Don't ignore simple standing leg lifts on your quest for sculpted thighs, calves and hips. This classic exercise strengthens your legs and core while improving balance and flexibility. Change the direction, height and intensity of your standing leg lifts to target different muscle groups and build a stronger, leaner lower body.
1. Leg Strength
Lifting your legs from a standing position engages the muscles in your hamstrings, quadriceps and hips. The versatility of leg lifts allows you to vary the exercise to target specific muscles. Externally rotating your legs as you lift them will give your hamstrings and abductors a more intense workout. Keep your toes pointing upward to target your quadriceps.
2. Core Strength
Standing leg lifts strengthen your abdominals, obliques, lower-back muscles and glutes -- known collectively as the "core"-- along with your legs. Keep your torso straight and still as you practice leg lifts to effectively exercise your core muscles. Deepen the workout by drawing your navel to your spine and completely engaging your abs as you lift and lower your legs with control. Holding a medicine ball while you do leg lifts also adds a greater challenge for your core.

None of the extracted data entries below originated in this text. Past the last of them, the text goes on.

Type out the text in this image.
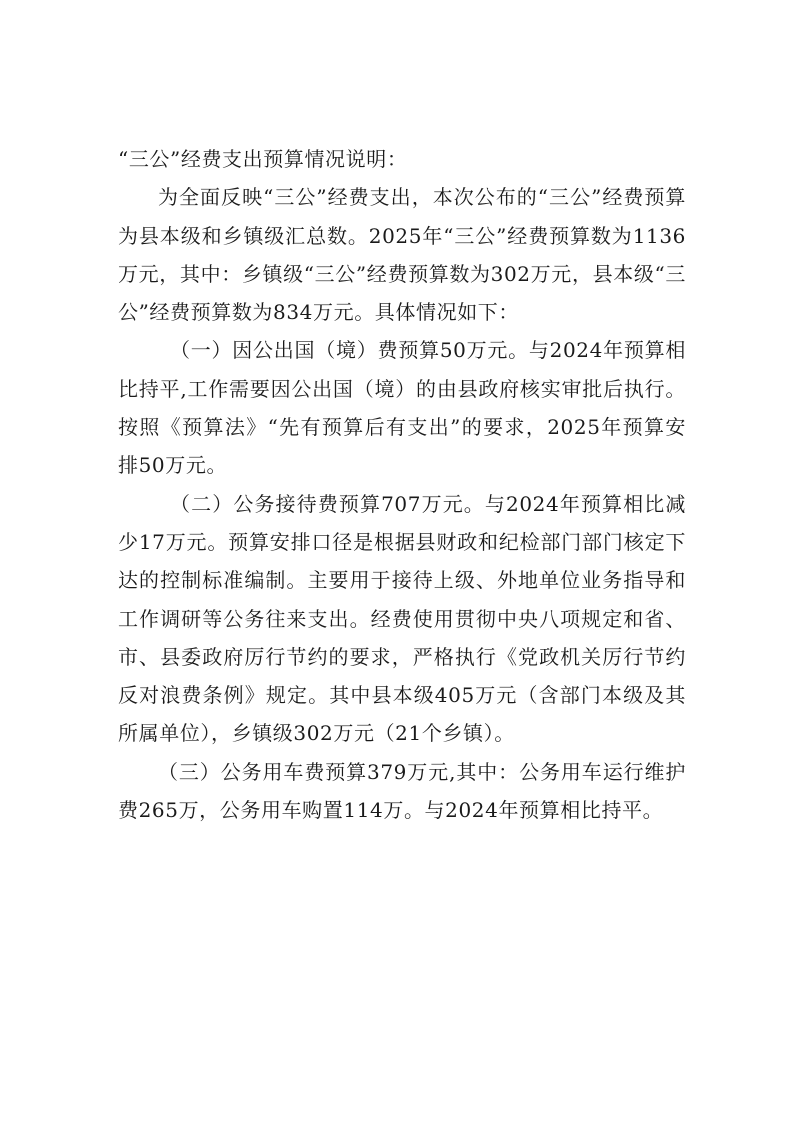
“三公”经费支出预算情况说明：

为全面反映“三公”经费支出，本次公布的“三公”经费预算为县本级和乡镇级汇总数。2025年“三公”经费预算数为1136万元，其中：乡镇级“三公”经费预算数为302万元，县本级“三公”经费预算数为834万元。具体情况如下：

（一）因公出国（境）费预算50万元。与2024年预算相比持平,工作需要因公出国（境）的由县政府核实审批后执行。按照《预算法》“先有预算后有支出”的要求，2025年预算安排50万元。

（二）公务接待费预算707万元。与2024年预算相比减少17万元。预算安排口径是根据县财政和纪检部门部门核定下达的控制标准编制。主要用于接待上级、外地单位业务指导和工作调研等公务往来支出。经费使用贯彻中央八项规定和省、市、县委政府厉行节约的要求，严格执行《党政机关厉行节约反对浪费条例》规定。其中县本级405万元（含部门本级及其所属单位），乡镇级302万元（21个乡镇）。

（三）公务用车费预算379万元,其中：公务用车运行维护费265万，公务用车购置114万。与2024年预算相比持平。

Leg lift repetitions provide a dynamic stretch for your lower body, meaning they use motion to gently increase the range of motion in your legs and hips. Unlike ballistic stretching, which involves forcing your muscles beyond their limits with bouncing motions, the dynamic stretch of a leg lift works within your body's limitations. With each leg lift, try to lift your leg a little higher so you feel the stretch in your calves and hamstrings. According to a report by the University of Virginia, leg lifts are an effective way to warm up before playing sports since the active motion helps your body adjust to athletic movements and oxygenates your muscles.

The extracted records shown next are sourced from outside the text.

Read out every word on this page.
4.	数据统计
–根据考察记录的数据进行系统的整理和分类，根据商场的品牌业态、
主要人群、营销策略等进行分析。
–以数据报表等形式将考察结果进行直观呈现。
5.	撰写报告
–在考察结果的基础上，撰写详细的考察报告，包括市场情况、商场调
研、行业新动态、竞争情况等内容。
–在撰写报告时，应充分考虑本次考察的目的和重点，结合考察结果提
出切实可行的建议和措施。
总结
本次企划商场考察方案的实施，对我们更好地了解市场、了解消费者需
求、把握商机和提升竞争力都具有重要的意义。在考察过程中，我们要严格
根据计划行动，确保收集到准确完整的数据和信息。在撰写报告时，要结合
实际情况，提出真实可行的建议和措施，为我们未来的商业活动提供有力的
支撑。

Shifting your body weight onto one foot and lifting your other leg into the air requires strong balance. As you stand on one leg, the muscles in your legs and core work together to stabilize and balance your body. Good balance improves athletic performance and spacial awareness. Focusing on your balance is especially important as you age as it decreases your risk of falling while exercising or performing daily activities. If you have trouble balancing as you do leg lifts, try holding onto a table, wall or the back of chair until your balance improves.